G. Johnstone Stoney, an Irish physicist, was credited with introducing
the electron concept in 1874, as well as with naming it twenty years
later. In 1897, J.J. Thompson, from Cambridge University, discovered
that the electron was a subatomic particle. It wasn’t until 1909 that the
charge of the electron was measured by Professor Robert Andrews
Millikan, an American experimental physicist. He discovered its
charge while conducting an oil-drop experiment.
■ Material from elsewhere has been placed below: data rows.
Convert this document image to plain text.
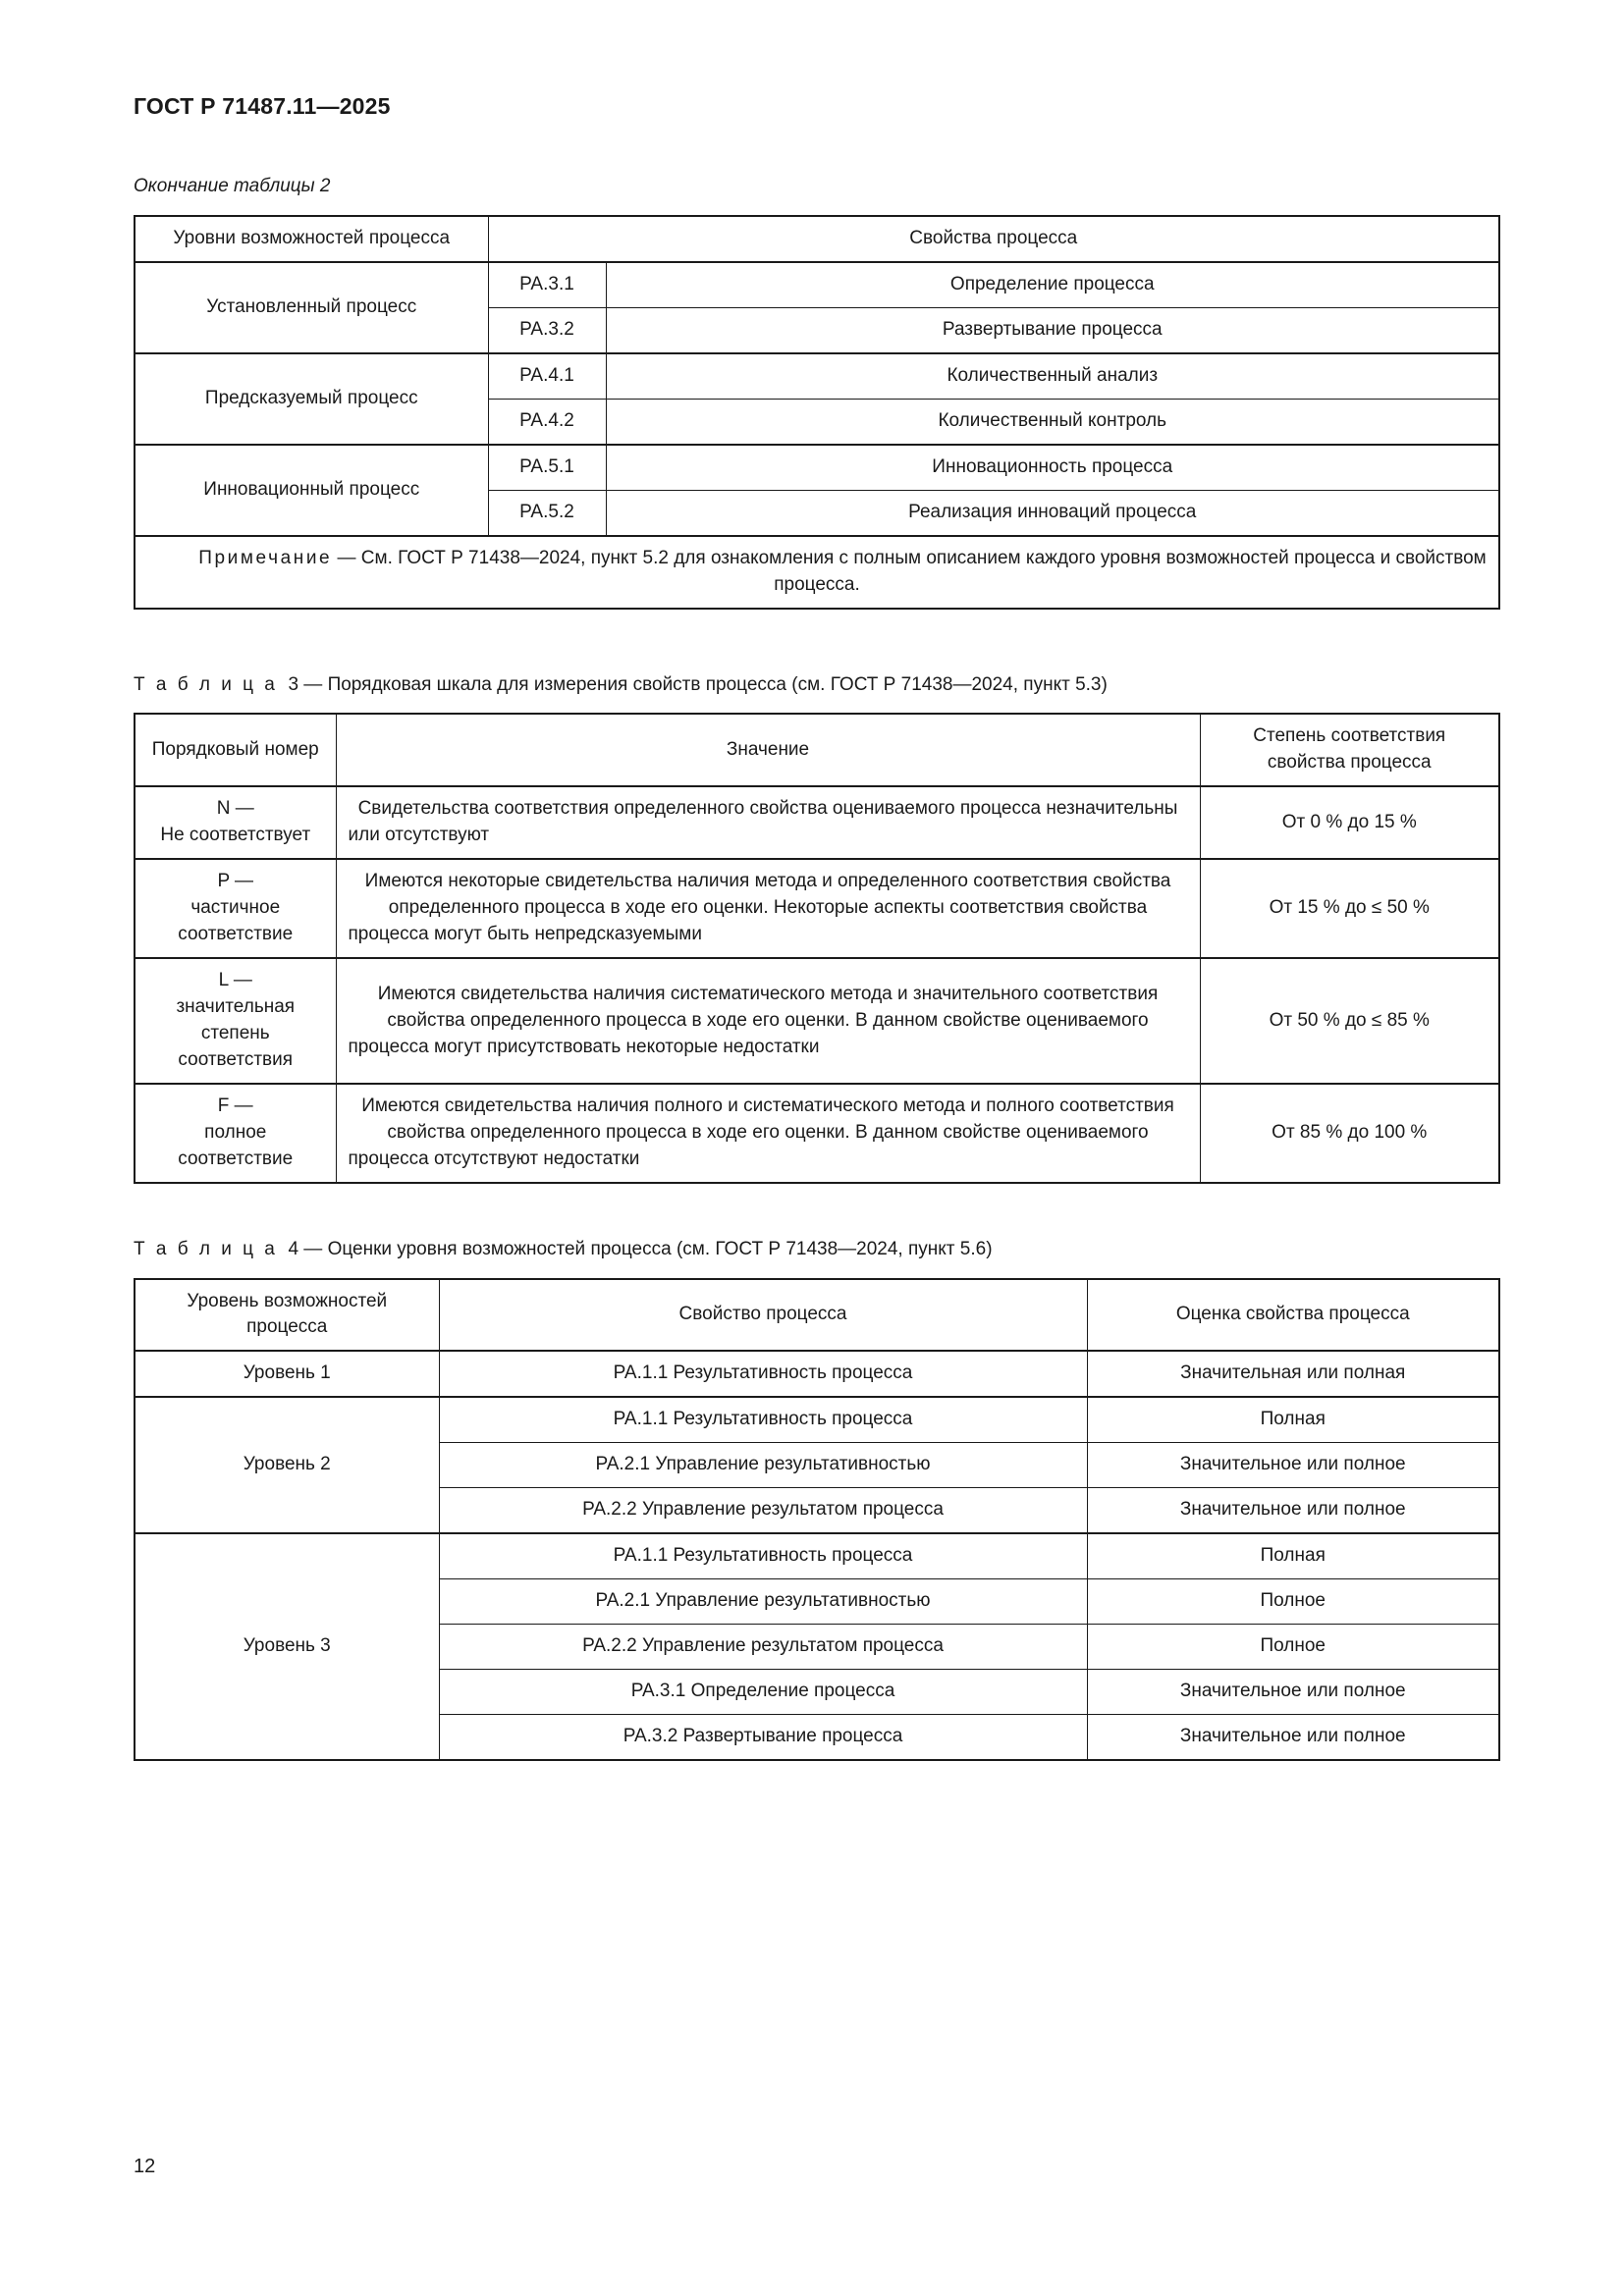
ГОСТ Р 71487.11—2025
Окончание таблицы 2
Уровни возможностей процесса	Свойства процесса	
Установленный процесс	PA.3.1	Определение процесса
	PA.3.2	Развертывание процесса
Предсказуемый процесс	PA.4.1	Количественный анализ
	PA.4.2	Количественный контроль
Инновационный процесс	PA.5.1	Инновационность процесса
	PA.5.2	Реализация инноваций процесса
Примечание — См. ГОСТ Р 71438—2024, пункт 5.2 для ознакомления с полным описанием каждого уровня возможностей процесса и свойством процесса.		
Т а б л и ц а 3 — Порядковая шкала для измерения свойств процесса (см. ГОСТ Р 71438—2024, пункт 5.3)
Порядковый номер	Значение	Степень соответствия свойства процесса
N —
Не соответствует	Свидетельства соответствия определенного свойства оцениваемого процесса незначительны или отсутствуют	От 0 % до 15 %
P —
частичное соответствие	Имеются некоторые свидетельства наличия метода и определенного соответствия свойства определенного процесса в ходе его оценки. Некоторые аспекты соответствия свойства процесса могут быть непредсказуемыми	От 15 % до ≤ 50 %
L —
значительная степень соответствия	Имеются свидетельства наличия систематического метода и значительного соответствия свойства определенного процесса в ходе его оценки. В данном свойстве оцениваемого процесса могут присутствовать некоторые недостатки	От 50 % до ≤ 85 %
F —
полное соответствие	Имеются свидетельства наличия полного и систематического метода и полного соответствия свойства определенного процесса в ходе его оценки. В данном свойстве оцениваемого процесса отсутствуют недостатки	От 85 % до 100 %
Т а б л и ц а 4 — Оценки уровня возможностей процесса (см. ГОСТ Р 71438—2024, пункт 5.6)
Уровень возможностей процесса	Свойство процесса	Оценка свойства процесса
Уровень 1	PA.1.1 Результативность процесса	Значительная или полная
Уровень 2	PA.1.1 Результативность процесса	Полная
	PA.2.1 Управление результативностью	Значительное или полное
	PA.2.2 Управление результатом процесса	Значительное или полное
Уровень 3	PA.1.1 Результативность процесса	Полная
	PA.2.1 Управление результативностью	Полное
	PA.2.2 Управление результатом процесса	Полное
	PA.3.1 Определение процесса	Значительное или полное
	PA.3.2 Развертывание процесса	Значительное или полное
12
Electrons are considered to be leptons. Leptons are considered
fundamental particles, meaning they cannot be broken down into
smaller units. Electrons, like other particles, are capable of acting in
waves. The electron has an antiparticle, called the positron, that has
the same mass as the electron. The positron, however, is positively
charged.
The electric charge of the electron is −1.6022 × 10−19 coulomb. Its
symbol is e−. An electron’s spin is ½ and it is a fermion, meaning it
has a half-integer spin. Inside an atom, electrons are bound to the
atom. When electrons are moving freely through space or another
medium, however, they are referred to as free electrons. Electrons
that are moving freely can be used in an electron beam.
Free electrons are responsible for the generation of electric current.
In fact, it is free electrons that generate electric current. Electrons are
used in numerous applications, including those related to industry,
science, and medicine. Electrons are also present throughout the
universe in incredibly large numbers.